/Aufarbeitung: Umfeld begünstigte Vertuschung des Missbrauchs an der Odenwaldschule

Aufarbeitung: Umfeld begünstigte Vertuschung des Missbrauchs an der Odenwaldschule

Eine Mischung aus versäumter Aufklärung, unqualifiziertem Personal und täterfreundlichem Umfeld hat die zum Teil jahrzehntelange Vertuschung des Missbrauchs an der hessischen Odenwaldschule begünstig. Zu diesem Ergebnis kommen eine Studie des Instituts für Allgemeine Pädagogik und Sozialpädagogik der Universität Rostock und eine Forschungsarbeit des Instituts für Praxisforschung und Projektberatung München.

Die Odenwaldschule als Eliteschule habe ein System geschaffen, das sich um sich selbst gedreht habe, schreiben die Münchner Autoren. Sie habe sich “von den Gesetzmäßigkeiten der bürgerlichen Welt” bewusst abgegrenzt, doch gebe es auch eine große Zahl an gelungenen Biografien ehemaliger Schüler. Somit existiere “die eine” Odenwaldschule nicht.
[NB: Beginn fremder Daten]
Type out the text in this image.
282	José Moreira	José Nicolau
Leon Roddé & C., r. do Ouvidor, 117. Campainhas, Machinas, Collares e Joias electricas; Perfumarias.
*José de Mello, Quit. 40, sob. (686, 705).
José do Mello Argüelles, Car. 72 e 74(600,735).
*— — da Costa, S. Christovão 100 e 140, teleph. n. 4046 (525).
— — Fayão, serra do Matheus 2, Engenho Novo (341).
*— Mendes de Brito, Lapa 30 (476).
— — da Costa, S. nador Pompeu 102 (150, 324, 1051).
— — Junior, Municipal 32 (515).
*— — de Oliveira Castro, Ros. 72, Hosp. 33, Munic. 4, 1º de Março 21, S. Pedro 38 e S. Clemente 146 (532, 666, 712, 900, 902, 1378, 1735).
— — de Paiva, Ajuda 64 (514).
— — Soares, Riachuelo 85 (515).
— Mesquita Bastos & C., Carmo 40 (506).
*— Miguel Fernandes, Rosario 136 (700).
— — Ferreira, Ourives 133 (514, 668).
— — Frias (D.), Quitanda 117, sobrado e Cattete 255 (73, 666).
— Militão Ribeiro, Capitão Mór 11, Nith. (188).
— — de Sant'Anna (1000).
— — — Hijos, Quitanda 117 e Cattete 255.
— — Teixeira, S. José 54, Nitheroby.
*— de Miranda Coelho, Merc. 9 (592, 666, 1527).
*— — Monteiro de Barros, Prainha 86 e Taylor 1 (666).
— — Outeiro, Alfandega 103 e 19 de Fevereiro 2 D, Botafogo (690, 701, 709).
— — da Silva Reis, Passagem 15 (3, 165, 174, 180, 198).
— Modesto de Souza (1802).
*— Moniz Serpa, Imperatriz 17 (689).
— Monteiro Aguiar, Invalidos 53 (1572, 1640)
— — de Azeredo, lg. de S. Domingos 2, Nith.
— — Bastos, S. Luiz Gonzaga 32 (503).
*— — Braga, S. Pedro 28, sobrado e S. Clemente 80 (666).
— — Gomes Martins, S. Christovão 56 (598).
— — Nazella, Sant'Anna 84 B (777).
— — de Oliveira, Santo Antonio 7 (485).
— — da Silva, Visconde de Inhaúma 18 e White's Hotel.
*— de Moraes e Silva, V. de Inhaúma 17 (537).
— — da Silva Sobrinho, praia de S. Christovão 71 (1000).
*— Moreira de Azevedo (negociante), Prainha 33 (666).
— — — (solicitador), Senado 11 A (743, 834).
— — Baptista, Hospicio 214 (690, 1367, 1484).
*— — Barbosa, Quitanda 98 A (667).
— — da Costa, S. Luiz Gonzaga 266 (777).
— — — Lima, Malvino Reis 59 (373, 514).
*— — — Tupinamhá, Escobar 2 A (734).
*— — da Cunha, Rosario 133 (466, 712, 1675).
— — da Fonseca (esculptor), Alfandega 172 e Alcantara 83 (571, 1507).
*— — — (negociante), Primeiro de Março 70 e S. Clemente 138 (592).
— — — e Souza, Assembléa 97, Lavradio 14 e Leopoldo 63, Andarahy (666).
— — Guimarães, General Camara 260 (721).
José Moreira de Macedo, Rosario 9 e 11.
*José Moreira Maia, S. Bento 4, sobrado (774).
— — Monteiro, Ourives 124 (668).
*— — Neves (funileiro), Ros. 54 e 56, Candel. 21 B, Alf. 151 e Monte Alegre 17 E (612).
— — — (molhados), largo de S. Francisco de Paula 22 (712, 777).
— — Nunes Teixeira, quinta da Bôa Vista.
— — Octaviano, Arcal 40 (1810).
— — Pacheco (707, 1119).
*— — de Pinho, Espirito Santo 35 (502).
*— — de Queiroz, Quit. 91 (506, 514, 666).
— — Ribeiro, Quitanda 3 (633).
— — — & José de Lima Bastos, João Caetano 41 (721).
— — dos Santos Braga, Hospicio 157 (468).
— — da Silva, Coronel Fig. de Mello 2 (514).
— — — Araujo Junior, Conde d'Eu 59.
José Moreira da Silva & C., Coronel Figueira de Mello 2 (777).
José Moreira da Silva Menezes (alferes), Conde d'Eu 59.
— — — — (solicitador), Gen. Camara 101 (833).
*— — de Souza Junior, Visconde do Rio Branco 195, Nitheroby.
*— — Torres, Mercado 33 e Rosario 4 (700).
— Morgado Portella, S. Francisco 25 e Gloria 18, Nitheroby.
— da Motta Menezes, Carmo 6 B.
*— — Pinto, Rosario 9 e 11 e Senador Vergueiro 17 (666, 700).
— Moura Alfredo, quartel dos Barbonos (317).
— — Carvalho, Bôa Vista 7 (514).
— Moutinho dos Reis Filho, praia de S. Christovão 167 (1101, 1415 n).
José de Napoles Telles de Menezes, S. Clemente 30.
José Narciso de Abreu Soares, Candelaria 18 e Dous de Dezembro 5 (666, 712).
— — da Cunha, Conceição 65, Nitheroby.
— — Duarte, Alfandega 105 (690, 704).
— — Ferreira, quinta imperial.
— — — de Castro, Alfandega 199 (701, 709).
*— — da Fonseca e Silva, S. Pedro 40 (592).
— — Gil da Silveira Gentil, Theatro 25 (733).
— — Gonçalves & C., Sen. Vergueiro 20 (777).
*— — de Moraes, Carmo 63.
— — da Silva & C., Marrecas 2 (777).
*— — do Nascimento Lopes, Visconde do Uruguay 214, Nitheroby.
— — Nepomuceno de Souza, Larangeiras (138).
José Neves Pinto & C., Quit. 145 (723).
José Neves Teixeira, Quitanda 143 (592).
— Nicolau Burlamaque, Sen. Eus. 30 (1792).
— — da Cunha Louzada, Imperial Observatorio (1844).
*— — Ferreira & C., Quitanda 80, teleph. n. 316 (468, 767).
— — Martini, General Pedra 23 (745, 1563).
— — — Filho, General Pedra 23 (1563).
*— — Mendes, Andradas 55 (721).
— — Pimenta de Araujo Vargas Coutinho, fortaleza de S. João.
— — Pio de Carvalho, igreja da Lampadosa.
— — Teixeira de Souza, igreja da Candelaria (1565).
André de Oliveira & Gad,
Ob Schüler sexuell missbraucht wurden, sei unter anderem davon abhängig gewesen, in welcher der pädagogischen Familien sie lebten.

Der mangelnde Wille zur Aufklärung der sexuellen Missbräuche ist auch zentrales Thema der Studie aus Rostock. “Die Odenwaldschule konnte keine Zukunft haben, weil sie sich nicht der Aufarbeitung der Verbrechen stellte”, teilten die Forscher mit. Die Schulleitung habe immer wieder versucht, Vorfälle intern zu klären. Besonders eklatant sei das ab 2010 gewesen, als die jahrzehntelangen Missbräuche an die Öffentlichkeit gelangten. Die Schule habe die Öffentlichkeit gemieden und erst nach Druck von außen Verbrechen eingeräumt. Ein anschließender Versuch, die Schule zur Musterschule für Kinderschutz zu machen, sei gescheitert, weil die Selbstkritik am eigenen System gefehlt habe.

Im Jahr 2010 war aufgedeckt worden, dass an der als Reformschule für ihre alternativen Bildungsansätze bekannten Odenwaldschule jahrzehntelang Kinder massenhaft sexuell missbraucht worden waren. Die Privatschule gab anschließend eine öffentliche Entschuldigung ab und sagte eine konsequente und lückenlose Aufarbeitung zu. 2015 stellte die Schule ihren Betrieb ein.

Sozialminister lobt Erkenntnisse für den Schutz von Kindern

Während die Studie aus München das Missbrauchsystem der Odenwaldschule und die Bedingungen seiner Aufrechterhaltung durch Interviews mit betroffenen Schülern beschreibt, hatten die Forscher aus Rostock Zugang zu Akten der Schule. Die Arbeit widmet sich den Tätern und ihrem systematischen Vorgehen.

Für die Forschungsarbeit aus München wurden 64 Menschen aus dem Umfeld der Schule interviewt, 36 davon waren Schüler. Sie beschuldigten insgesamt 33 Menschen, die meisten davon waren Lehrer und andere Schüler.

Die wissenschaftliche Aufarbeitung könne nichts wiedergutmachen, sagte Hessens Sozialminister Kai Klose von den Grünen bei der Vorstellung der Ergebnisse. Die Studien seien “kein Abschluss, sondern eine Fortsetzung der Arbeit seit 2010”. Beide Studien wurden 2014 in Auftrag gegeben und vom hessischen Sozialministerium mitfinanziert. Die Gutachten liefern Klose zufolge “wichtige Erkenntnisse, die für das
Kinderschutzsystem insgesamt von hohem Interesse sind, und helfen uns,
dieses Schutzsystem fortlaufend zu verbessern” sagte Klose.